Baca juga: Jadi Tahanan Kota, Tersangka PPLN Kuala Lumpur Disidang Pekan Depan
Mereka diduga telah memalsukan data dan daftar pemilih untuk wilayah Kuala Lumpur.
"Dengan sengaja melakukan perbuatan melawan hukum memalsukan data dan daftar pemilih, baik yang menyuruh, yang melakukan atau yang turut serta melakukan," kata Jaksa, saat membacakan surat dakwaan dalam persidangan, di Pengadilan Negeri (PN) Jakarta Pusat, Rabu (13/3/2024).
Jaksa menjelaskan, hal itu berawal sejak tahap penyusunan daftar pemilih Kuala Lumpur, dimana para terdakwa menerima Data Penduduk Pontensional Pemilih (DP4) sebanyak 493.856 dari KPU RI. Adapun data tersebut menjadi dasar untuk dilakukannya pencocokan dan penelitian (coklit).

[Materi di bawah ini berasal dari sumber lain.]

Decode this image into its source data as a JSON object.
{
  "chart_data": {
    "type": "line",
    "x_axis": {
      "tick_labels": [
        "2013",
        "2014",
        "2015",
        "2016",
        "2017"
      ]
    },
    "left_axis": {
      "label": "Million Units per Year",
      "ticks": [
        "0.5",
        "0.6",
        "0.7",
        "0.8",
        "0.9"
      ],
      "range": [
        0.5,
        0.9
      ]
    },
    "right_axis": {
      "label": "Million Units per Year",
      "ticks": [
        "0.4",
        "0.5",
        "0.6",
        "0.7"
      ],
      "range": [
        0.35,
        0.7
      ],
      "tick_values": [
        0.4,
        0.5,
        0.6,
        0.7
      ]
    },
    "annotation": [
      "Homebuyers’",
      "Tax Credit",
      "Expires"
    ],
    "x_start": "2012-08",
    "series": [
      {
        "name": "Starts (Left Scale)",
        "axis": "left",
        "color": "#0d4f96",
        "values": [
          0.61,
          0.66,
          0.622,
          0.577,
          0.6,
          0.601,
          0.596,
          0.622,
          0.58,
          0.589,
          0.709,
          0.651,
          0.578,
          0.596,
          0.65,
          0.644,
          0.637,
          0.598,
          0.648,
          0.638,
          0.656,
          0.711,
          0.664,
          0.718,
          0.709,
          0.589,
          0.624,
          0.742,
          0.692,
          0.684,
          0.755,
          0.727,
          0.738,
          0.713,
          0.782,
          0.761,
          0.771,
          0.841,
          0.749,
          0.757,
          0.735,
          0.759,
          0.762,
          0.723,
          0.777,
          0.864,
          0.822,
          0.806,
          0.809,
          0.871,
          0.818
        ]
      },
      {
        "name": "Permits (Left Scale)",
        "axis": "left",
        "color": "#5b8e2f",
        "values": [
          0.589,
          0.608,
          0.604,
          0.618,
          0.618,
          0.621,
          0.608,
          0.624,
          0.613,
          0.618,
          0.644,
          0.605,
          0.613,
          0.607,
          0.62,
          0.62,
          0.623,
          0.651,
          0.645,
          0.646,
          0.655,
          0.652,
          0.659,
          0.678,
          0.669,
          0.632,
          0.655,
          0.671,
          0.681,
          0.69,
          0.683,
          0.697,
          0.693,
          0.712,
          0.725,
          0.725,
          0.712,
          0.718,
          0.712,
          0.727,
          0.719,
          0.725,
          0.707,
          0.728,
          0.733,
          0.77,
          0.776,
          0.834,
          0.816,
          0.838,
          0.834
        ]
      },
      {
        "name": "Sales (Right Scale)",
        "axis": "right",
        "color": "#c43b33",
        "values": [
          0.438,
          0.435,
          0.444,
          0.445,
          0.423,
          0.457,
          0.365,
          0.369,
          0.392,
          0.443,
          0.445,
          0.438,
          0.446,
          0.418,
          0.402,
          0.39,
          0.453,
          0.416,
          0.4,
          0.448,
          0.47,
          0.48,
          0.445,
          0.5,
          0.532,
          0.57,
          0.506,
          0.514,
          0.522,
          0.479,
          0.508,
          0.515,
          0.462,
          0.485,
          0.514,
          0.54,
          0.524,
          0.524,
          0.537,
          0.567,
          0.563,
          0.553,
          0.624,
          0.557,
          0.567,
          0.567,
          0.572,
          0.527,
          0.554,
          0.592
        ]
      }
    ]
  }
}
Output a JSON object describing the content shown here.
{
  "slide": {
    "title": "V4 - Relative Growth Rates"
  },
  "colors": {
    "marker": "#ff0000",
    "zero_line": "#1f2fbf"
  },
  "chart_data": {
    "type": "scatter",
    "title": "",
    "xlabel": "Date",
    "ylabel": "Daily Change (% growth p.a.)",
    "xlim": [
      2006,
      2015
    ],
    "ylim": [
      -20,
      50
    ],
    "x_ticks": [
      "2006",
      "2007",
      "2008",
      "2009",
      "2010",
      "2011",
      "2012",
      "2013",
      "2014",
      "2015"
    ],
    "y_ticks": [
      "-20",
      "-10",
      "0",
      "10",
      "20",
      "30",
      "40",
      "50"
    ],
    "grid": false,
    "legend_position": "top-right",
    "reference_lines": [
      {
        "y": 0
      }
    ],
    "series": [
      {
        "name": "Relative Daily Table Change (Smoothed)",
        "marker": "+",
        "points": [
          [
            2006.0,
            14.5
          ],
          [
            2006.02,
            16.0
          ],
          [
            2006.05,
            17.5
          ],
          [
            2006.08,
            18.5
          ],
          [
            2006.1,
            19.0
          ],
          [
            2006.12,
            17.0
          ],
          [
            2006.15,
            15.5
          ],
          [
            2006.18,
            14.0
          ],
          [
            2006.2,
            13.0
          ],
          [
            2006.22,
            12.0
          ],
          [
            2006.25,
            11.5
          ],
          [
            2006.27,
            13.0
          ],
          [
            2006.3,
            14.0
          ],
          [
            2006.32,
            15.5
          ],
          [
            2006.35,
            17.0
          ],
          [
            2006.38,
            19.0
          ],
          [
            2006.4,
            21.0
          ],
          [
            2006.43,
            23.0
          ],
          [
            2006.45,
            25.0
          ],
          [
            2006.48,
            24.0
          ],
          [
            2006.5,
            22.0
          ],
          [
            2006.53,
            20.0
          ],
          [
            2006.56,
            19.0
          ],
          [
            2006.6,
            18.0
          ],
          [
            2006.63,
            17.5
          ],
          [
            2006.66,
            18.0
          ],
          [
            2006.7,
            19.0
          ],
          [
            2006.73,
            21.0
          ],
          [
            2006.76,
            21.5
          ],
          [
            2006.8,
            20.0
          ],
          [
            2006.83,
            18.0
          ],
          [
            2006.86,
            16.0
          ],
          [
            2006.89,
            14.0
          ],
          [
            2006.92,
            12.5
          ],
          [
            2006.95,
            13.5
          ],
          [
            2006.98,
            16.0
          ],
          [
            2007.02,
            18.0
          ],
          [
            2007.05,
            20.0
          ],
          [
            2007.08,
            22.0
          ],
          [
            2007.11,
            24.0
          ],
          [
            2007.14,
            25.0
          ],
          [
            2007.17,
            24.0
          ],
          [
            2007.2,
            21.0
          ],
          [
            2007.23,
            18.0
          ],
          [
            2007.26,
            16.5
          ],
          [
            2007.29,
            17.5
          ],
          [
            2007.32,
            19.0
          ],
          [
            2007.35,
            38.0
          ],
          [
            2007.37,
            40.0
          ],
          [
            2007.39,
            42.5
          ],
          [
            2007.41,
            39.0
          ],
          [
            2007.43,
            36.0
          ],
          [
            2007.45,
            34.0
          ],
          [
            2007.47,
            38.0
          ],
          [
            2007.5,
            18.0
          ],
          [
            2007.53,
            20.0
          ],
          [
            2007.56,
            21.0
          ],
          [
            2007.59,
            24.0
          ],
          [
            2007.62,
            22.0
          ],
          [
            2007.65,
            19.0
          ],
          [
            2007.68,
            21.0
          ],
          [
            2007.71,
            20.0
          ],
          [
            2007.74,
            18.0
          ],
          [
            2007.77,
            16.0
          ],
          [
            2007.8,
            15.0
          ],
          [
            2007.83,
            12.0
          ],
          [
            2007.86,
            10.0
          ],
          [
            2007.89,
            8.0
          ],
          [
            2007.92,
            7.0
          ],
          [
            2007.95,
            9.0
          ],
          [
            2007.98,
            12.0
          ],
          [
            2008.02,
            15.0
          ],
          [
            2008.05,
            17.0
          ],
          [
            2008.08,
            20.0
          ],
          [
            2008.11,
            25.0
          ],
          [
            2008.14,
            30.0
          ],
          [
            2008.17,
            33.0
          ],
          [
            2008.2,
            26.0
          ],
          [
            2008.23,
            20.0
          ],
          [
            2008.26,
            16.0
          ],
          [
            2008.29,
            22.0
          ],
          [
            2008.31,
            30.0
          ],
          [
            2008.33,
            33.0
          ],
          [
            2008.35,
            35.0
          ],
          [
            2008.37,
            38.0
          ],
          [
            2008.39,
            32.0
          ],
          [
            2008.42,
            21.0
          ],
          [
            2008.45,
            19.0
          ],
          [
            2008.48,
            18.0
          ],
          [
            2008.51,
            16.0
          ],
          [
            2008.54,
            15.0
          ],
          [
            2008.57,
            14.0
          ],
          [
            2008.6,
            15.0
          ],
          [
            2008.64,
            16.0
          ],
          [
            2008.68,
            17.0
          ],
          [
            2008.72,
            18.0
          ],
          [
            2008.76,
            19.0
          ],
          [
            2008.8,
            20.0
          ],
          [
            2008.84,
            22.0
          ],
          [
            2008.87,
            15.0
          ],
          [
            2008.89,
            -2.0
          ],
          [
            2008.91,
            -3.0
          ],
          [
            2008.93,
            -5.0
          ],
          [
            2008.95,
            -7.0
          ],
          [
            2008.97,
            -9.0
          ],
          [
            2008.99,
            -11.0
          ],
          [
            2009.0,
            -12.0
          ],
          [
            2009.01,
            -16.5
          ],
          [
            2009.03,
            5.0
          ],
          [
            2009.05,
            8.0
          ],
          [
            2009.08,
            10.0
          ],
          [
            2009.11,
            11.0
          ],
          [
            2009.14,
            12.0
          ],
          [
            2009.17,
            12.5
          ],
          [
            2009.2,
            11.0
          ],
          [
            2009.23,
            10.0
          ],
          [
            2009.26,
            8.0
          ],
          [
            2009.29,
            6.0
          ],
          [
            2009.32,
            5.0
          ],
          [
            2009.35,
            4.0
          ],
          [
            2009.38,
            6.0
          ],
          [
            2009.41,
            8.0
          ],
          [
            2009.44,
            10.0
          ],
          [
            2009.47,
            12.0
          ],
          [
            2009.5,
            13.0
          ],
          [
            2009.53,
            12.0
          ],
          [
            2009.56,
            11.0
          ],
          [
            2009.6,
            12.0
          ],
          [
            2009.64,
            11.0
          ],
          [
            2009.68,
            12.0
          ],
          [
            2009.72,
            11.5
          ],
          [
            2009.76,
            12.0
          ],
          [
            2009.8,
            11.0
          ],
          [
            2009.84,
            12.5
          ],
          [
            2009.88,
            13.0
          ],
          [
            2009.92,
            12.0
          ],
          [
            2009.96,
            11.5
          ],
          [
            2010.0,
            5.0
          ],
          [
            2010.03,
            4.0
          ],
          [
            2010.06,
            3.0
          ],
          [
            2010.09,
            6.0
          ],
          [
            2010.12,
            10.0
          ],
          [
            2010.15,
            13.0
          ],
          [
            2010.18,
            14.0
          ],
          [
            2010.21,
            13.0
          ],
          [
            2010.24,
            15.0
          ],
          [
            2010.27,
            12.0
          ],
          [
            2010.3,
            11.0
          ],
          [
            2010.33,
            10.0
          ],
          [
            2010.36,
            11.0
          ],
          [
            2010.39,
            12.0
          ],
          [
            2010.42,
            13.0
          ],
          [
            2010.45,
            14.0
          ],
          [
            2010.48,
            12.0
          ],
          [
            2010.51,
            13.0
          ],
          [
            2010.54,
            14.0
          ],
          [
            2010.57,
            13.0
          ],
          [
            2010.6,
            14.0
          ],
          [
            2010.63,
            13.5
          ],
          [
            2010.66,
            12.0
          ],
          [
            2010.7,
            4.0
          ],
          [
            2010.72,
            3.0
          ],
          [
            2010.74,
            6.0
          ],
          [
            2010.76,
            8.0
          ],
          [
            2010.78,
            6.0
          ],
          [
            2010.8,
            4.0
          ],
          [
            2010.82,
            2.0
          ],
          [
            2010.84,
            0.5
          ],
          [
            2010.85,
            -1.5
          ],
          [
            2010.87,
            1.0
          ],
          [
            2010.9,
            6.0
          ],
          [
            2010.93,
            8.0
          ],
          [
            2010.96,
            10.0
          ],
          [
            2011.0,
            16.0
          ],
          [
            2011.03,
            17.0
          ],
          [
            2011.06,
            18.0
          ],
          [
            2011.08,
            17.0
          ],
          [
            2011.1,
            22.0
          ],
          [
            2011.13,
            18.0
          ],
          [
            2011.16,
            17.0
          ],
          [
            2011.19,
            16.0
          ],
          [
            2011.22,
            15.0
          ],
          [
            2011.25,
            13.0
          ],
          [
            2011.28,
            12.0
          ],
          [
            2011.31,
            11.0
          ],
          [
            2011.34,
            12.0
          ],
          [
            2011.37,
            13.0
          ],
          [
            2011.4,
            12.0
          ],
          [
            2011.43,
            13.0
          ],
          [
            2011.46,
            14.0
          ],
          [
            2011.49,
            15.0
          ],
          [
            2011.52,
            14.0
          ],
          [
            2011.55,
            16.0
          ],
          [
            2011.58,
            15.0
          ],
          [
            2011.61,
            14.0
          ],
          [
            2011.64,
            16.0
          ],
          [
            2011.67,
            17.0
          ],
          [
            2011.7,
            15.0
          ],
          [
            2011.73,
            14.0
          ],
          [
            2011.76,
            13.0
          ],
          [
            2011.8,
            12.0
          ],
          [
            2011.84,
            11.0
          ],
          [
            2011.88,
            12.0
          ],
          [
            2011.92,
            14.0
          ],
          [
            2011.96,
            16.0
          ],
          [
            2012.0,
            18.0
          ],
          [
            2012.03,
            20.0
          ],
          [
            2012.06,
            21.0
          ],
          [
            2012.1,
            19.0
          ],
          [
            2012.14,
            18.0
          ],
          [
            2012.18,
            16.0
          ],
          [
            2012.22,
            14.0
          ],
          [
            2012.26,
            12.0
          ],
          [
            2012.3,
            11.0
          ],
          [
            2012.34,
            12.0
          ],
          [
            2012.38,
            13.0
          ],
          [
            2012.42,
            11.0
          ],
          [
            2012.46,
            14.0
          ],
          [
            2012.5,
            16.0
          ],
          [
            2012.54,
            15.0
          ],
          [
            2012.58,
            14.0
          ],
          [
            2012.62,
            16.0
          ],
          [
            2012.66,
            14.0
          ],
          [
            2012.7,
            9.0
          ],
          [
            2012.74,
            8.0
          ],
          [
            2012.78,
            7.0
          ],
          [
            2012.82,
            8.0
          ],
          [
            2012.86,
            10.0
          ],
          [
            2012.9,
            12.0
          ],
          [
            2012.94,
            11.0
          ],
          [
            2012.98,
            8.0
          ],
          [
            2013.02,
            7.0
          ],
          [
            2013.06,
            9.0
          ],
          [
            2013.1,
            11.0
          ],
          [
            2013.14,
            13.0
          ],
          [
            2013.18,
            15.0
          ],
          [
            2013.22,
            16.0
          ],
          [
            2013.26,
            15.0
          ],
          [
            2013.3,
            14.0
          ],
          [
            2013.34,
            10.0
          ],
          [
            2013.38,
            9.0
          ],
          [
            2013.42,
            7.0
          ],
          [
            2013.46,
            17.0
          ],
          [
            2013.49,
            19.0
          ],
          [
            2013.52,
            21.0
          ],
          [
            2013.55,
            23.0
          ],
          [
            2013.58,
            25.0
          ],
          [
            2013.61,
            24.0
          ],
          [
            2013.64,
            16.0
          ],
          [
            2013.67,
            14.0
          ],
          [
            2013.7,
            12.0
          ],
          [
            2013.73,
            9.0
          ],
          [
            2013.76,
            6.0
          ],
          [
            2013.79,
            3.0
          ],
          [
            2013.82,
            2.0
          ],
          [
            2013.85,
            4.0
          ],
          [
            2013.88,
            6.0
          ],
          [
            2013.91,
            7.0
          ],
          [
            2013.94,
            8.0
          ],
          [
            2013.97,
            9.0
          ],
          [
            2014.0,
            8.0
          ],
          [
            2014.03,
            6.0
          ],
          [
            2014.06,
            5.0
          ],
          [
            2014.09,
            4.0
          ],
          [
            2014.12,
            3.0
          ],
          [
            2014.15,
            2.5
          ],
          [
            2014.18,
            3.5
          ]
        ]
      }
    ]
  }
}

Hasil coklit yang dilaksanakan oleh Pantarlih, menunjukkan bahwa Daftar Pemilih di Kuala Lumpur itu hanya sebanyak 64.148 pemilih. Jumlah pemilih tercoklit tersebut sempat dikomplain beberapa perwakilan parpol, pada rapat penetapan DPS.
"Namun, PPLN KL memutuskan agar data DP4 yang belum tercoklit dijadikan Daftar Pemilih Sementara (DPS), kemudian dikurangi data tidak memenuhi syarat (TMS), kemudian ditambah dengan data pemilih tercoklit. Sehingga hasil akhir yang ditetapkan menjadi DPS, sebanyak 491.152 pemilih, yang mana hal tersebut bertentangan dengan peraturan perundang-undangan yang berlaku karena penetapan DPS harus berdsarkan Data Hasil Coklit yang telah diverifikasi," ucap Jaksa.
"Bahwa akibat perbuatan para terdakwa yang memasukan data yang tidak benar dan tidak valid karena tidak sesuai hasil coklit ke dalam daftar pemilihan sementara (DPS) menjadi daftar pemilihan sementara hasil perbaikan (DPSHS) dan kemudian ditetapkan menjadi daftar pemilih tetap (DPT) serta memindahkan daftar pemilih metode TPS ke metode KSK dan POS. Dalam kondisi data dan alamat tidak jelas atau tidak lengkap sehingga mengakibatkan untuk metode pos surat suara yang dikirim sebesar 154.629 namun kembali ke pengirim sebanyak 81.253 suara," sambungnya.
Atas perbuatannya, para terdakwa tersebut terancam dijerat pidana dalam pasal 554 undang-undang nomor 7 tahun 2017 tentang pemilihan umum jo pasal 55 ayat (1) ke-1 KUHP.